The idea behind the model
This model is a resemblance of the Unix era, where there was one big server in the network and multiple dump terminals running applications from the server. In that scenario all the hard computing work was done in the server and the terminal were cheap.
Another advantage of this is that the user could not break the applications, and they were maintained by experts and were support to be always running and available, you just can’t damage Gmail, but you can miss-configure Thunderbird or Outlook right?
But, there is a big difference between the old Unix’s days and these cloud days, in that time the applications did not require a lot of bandwidth and the available bandwidth was more than enough for the needs.

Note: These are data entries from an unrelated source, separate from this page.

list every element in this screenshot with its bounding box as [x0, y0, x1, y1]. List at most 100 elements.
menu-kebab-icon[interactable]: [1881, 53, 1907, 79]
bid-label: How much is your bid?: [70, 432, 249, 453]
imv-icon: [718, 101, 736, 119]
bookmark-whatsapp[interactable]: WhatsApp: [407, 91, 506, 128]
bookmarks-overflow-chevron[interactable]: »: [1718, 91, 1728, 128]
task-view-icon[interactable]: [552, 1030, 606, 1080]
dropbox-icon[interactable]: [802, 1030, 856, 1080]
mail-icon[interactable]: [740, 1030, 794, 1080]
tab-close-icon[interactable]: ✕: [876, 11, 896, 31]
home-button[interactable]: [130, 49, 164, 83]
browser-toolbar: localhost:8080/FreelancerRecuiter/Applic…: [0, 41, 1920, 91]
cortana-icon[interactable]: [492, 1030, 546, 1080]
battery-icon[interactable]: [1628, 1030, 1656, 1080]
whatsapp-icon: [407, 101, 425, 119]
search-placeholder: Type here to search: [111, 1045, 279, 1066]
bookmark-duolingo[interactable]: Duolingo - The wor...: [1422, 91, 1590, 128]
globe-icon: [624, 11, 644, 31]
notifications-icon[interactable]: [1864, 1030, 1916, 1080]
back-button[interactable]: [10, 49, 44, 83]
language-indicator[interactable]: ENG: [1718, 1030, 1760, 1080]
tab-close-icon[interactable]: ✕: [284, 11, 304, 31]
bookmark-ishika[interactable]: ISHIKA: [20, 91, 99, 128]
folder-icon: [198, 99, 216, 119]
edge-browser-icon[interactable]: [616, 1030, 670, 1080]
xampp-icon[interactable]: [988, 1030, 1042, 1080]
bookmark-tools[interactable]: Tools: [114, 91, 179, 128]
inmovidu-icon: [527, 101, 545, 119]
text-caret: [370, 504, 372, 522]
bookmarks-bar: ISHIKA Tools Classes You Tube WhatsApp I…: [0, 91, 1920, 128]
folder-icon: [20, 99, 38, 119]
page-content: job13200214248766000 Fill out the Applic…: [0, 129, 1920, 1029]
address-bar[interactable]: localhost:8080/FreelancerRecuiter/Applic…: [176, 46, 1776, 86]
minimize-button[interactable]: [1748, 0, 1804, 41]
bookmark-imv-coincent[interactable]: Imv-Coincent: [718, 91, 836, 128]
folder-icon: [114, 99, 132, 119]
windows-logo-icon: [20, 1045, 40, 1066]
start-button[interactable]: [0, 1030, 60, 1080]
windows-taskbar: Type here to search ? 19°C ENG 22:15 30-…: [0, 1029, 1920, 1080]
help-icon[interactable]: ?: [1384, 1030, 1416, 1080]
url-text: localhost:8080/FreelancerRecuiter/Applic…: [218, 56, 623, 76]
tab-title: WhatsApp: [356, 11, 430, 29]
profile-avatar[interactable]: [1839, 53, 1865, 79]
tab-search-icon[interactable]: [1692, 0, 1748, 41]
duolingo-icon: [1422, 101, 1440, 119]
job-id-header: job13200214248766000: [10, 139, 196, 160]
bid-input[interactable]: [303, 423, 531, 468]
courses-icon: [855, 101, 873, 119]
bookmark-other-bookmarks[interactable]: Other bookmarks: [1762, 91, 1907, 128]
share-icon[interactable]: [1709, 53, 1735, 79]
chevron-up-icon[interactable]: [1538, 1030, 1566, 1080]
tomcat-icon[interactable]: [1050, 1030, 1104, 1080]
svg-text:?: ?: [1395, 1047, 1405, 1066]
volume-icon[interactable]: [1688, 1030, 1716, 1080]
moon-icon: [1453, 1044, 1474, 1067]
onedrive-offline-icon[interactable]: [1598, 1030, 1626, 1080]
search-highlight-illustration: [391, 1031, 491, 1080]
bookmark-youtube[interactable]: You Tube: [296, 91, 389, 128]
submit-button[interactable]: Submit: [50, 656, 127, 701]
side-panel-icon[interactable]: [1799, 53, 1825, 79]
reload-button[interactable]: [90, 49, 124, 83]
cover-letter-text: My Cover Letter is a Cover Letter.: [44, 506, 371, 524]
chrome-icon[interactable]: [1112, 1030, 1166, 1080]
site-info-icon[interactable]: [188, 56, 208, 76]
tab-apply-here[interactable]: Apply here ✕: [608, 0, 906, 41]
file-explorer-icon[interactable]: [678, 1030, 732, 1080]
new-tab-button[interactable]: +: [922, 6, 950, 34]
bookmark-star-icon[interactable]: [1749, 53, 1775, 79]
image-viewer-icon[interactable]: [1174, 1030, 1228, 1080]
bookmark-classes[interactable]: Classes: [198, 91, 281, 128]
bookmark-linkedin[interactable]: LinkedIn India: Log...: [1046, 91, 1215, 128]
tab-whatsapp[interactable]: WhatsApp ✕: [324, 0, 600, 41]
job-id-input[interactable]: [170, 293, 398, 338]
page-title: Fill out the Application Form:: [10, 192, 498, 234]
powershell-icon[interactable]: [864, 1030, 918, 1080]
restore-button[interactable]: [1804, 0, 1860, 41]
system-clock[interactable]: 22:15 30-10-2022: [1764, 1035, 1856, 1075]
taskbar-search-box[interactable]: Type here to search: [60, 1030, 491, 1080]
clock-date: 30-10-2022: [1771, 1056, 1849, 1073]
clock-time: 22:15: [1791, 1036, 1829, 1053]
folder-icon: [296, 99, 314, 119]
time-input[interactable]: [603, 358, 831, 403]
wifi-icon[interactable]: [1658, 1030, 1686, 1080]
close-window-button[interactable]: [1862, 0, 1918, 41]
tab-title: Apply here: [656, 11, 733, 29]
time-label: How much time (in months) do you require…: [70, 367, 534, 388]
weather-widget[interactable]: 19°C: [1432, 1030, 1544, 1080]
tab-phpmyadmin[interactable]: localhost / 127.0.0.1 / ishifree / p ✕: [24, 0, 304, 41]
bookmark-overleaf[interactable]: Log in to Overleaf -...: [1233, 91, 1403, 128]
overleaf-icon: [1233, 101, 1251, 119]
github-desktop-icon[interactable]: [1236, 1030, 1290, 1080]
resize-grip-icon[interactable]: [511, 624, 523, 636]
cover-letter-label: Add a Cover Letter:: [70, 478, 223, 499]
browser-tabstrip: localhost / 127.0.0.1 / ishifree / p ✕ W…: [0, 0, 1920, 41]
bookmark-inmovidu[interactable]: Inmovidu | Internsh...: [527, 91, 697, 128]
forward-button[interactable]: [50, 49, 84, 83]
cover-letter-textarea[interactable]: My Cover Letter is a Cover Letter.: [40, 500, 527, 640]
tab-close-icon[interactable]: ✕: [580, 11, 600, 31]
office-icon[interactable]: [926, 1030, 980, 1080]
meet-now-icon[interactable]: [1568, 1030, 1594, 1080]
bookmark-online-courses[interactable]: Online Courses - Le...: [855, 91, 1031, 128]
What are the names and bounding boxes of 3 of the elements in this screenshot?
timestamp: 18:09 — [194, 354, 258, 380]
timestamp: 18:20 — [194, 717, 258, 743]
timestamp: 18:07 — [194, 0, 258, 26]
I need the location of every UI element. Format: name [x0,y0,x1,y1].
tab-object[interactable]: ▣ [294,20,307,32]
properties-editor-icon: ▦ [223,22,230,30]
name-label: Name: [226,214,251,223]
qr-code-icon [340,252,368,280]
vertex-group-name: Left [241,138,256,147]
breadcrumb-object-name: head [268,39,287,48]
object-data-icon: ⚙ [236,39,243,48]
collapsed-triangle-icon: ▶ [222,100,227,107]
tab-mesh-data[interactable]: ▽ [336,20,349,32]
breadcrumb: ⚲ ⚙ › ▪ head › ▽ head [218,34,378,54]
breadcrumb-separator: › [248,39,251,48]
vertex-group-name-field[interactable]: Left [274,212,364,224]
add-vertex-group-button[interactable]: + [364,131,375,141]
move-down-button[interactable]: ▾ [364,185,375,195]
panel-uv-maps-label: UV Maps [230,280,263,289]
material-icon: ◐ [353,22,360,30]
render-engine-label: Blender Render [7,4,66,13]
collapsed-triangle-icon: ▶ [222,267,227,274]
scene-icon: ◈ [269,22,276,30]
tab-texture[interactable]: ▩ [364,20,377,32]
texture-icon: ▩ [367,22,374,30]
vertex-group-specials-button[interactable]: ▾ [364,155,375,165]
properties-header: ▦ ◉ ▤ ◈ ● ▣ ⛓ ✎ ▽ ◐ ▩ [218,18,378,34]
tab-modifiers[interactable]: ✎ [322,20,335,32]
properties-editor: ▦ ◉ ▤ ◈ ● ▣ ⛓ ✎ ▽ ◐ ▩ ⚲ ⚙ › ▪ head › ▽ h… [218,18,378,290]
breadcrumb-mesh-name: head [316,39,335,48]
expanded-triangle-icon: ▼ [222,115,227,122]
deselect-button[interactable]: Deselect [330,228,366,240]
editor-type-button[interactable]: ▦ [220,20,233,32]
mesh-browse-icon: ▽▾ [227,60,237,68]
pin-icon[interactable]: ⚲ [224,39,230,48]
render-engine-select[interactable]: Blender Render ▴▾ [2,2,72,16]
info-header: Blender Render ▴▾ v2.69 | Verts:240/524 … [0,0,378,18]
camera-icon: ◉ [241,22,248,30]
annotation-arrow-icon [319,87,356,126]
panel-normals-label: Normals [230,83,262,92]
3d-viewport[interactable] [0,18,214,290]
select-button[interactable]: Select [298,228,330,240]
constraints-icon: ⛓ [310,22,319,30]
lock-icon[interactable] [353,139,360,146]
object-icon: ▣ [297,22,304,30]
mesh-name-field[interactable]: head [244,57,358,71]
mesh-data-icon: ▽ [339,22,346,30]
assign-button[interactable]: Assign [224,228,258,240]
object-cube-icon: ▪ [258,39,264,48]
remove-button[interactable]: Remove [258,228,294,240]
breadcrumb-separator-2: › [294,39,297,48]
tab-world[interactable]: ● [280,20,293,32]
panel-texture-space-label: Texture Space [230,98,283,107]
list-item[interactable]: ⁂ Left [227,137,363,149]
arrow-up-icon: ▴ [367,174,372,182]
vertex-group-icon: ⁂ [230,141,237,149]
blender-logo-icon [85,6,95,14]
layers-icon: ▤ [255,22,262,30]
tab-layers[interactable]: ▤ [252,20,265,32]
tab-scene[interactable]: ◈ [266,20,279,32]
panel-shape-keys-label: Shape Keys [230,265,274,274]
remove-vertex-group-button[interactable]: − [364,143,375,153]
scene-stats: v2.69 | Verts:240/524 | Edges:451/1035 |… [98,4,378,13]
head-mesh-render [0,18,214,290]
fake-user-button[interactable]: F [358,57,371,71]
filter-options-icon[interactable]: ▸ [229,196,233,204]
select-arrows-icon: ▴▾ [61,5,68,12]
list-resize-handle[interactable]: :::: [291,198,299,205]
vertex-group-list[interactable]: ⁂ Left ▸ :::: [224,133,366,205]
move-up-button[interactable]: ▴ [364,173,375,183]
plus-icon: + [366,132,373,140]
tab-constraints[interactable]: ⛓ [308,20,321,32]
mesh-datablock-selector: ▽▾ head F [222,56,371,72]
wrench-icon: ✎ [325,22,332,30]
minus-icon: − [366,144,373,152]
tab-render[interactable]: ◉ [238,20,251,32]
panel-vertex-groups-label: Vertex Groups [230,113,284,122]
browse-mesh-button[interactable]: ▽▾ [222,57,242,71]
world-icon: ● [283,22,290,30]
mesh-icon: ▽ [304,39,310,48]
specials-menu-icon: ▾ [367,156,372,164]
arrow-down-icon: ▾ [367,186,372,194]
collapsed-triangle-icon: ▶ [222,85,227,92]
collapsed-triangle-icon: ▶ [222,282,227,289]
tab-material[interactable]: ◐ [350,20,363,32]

Today’s applications do need a lot of bandwidth, and that bandwidth is not always available, maybe when you are on your home WIFI, (if the bandwidth hog is not saturating it). But what if you are using 3G or 4G? It looks like even with 4G upload bandwidth available is minimum
Other markets outside U.S.
And that is in US and Europe, but what opportunity Chrome powered netbooks have outside the “first world”? In Latin America even though you have 3G available in most of the countries, there are zones where the connection speed to the network is not the minimum needed to work in the cloud all time.
Also, usually the plans are not cheap, and if you surpass your contract limit the extra bandwidth will cost even more.
Fast boot times
Google says and has also demonstrated that the boot times are awesome, 7 to 12 seconds and you are up and running, but you can get almost the same times with a Linux, Mac or Windows 7 netbook in sleep mode.
The Macbook Air takes almost 3 seconds to be ready to work as soon as you open the lid, and almost instantly connected to the network.
Second computer at home
In my opinion a Chrome powered netbook just can’t be the primary computer at home, it has to be the second or third one, maybe it’s only me, but if I have to pay for a Samsung series 5 430 to 500 $us, I prefer to add that money to the budget for my prime computer and get a Linux powered Lenovo X220 or a Macbook Air, or even make an effort and get an iPad as my second “computer” at least in the iPad I can run applications while off-line.
So now, one month later of the first Chromebook delivered, I still do not see too much uses for it, so, unless those Chrome OS powered computers gets a price of 150 $us with 3G I would not buy one.